Just a few years short years ago marketers were still heavily focused on broadcasting their message to create demand for their products and services.
Today, a kinder, gentler form of marketing called inbound marketing relies primarily on the creation and distribution of content in an effort to “be found.”
The foundation of the inbound approach is based to use heaps of content to draw people into you marketing funnel. And, while this has proven effective, many marketers simply interpret this to mean you create more demand by creating more content.
The problem with this thinking is that it’s really just the same old approach polished up with more information.
Today, marketing is about guiding a journey that the buyer wants to take rather than forcing them into the journey that fits our business model.
People don’t really need more information, they need insight, they need guidance and they need an experience that allows them to behave like they want to behave.
So, in many ways the future of marketing is less about creating demand and more about understanding and organizing behavior.
Over the years I’ve identified seven behaviors that most buyers desperately want to experience on their way to becoming loyal customers. Organizations that get this and create and organize opportunities for people to experience these behaviors at any point along the journey will win.

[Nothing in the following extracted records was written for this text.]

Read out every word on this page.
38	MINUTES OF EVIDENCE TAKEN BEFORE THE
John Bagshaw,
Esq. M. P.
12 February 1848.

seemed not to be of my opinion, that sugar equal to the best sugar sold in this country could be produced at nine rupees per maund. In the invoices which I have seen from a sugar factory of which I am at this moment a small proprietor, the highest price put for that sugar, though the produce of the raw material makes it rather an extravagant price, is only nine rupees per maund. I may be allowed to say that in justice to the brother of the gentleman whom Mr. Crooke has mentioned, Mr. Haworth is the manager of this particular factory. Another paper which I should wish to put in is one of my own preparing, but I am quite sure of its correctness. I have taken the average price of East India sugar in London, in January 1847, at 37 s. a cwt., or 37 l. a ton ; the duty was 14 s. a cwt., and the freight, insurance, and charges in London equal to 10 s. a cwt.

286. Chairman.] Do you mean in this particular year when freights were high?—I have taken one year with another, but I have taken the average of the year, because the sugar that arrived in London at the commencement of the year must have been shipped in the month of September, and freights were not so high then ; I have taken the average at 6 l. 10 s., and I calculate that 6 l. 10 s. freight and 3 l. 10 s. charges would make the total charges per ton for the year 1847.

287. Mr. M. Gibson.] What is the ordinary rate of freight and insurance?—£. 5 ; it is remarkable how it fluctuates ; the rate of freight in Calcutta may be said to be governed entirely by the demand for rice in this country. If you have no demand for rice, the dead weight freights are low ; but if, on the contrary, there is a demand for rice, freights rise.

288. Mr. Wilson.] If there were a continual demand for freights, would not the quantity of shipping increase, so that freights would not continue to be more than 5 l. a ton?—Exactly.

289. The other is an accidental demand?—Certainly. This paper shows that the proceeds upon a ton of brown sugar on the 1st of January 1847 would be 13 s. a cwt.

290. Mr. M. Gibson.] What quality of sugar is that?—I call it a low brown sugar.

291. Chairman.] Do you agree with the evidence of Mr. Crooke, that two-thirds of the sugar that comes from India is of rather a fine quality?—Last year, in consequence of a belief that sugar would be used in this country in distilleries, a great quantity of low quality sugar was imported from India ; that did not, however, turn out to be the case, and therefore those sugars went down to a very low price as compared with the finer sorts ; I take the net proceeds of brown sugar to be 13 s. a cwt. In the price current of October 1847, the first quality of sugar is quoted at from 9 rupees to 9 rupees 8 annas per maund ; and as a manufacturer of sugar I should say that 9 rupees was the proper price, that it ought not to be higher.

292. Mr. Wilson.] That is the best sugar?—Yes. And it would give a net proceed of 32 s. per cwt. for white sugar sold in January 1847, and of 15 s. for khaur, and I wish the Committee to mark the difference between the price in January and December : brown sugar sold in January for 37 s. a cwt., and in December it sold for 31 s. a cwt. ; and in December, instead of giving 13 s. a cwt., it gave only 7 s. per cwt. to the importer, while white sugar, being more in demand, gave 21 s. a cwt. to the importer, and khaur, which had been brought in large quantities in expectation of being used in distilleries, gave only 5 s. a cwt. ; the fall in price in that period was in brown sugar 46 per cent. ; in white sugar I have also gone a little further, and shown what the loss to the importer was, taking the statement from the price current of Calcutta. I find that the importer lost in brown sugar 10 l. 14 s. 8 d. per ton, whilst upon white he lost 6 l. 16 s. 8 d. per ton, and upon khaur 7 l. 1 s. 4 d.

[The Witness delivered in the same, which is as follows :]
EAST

I’ll warn you that the journey is not always as direct and orderly as most marketers would like. Our job as marketers is to help buyers travel an often-crooked path that allows them to:
Know – They want to give permission to the companies they want to know
Like – They want to learn to like and respect companies that might be addressing their needs in a way that makes sense to them
Trust – They want to see that their friends and others they relate to have come to trust certain organizations for a variety of reasons
Try – They want to be able to prove to themselves that buying from certain organization won’t make them look foolish
Buy – They want to discover that there are companies that make the buying experience as awesome as the marketing experience
Repeat – They want to develop ties to organizations they can count on and that allow them to forget about other options
Refer – They want to have such a remarkable experience with organizations that so exceed their expectations they are compelled to share with the world how smart they are
If organization are to address these behaviors, marketing, sales and service must participate as one in guiding the relationship. The traditional silo walls must come down. Sales must participate earlier in the buyer’s journey and stay later. Service must become more social and marketing must learn how to personalize content while bringing front line sales people into the creation of messaging and positioning.